Open Half-Shot opened 2 months ago
There is also the dependency on https://github.com/tensorflow/tfjs which clocks in at around ~300MB. But unsure if there's a way to manage that?
I'm not a fan of programs that download stuff, needed at runtime, at runtime. It adds some uncertainty whether the download succeeds or fails, which could be completely avoided. You also had to manage the lifetime of the model (and dependency), when users attempted to cache it between versions in a volume/mount.
I'm not familiar with Node/JS, but it seems to have a variant of feature/optional/extra dependencies I know from other languages called optional dependencies. The concept would be to make the dependency optional and handle the case where the import fails in code, so it ends up like a feature switch. Using npm install --omit=optional
would not fetch the dependency and the NSFW protection would be disabled.
Then you could build two images, one with and one without that feature and the model. Users could choose which one they want by pulling one or the other container image tag.

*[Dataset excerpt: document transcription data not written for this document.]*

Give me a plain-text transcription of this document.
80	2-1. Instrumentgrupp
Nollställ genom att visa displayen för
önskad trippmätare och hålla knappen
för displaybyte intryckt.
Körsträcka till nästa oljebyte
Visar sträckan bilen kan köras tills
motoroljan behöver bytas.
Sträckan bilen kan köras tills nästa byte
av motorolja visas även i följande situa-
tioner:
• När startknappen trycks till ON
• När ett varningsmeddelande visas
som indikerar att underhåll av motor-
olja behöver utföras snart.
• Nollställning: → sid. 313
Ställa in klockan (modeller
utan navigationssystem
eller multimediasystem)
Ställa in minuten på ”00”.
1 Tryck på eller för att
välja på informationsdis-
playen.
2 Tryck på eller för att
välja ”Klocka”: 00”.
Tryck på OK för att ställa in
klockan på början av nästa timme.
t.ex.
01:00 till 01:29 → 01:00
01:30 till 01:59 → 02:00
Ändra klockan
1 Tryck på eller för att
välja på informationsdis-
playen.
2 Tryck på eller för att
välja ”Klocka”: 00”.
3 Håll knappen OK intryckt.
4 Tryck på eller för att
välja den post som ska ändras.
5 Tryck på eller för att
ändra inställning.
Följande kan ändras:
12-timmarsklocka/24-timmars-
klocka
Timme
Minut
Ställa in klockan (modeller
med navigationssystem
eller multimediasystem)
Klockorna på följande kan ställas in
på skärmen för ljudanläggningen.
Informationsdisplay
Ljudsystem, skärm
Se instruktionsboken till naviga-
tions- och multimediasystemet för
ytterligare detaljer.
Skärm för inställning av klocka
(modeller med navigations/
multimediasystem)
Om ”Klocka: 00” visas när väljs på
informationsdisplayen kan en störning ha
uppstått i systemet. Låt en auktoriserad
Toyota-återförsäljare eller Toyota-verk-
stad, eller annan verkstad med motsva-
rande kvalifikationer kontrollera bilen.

Node.JS optionals aren't the right tool for this, in the first line
If a dependency can be used, but you would like npm to proceed if it cannot be found or fails to install, then you may put it in the optionalDependencies object
So all it really does is allows a build to go ahead if your network drops out or your platform isn't supported. It's usually rubbish. There is the option of using https://docs.npmjs.com/cli/v10/configuring-npm/package-json#peerdependencies though which is more the right kind of cool.
I do agree with your point, probably having a "base" docker image and one with the models would work best. I'll rename the issue.
The dependency is huge and probably if you're not using it, you're not loving pulling in a GB of model. It would be nice if there was a way to have two image variants to reduce the size.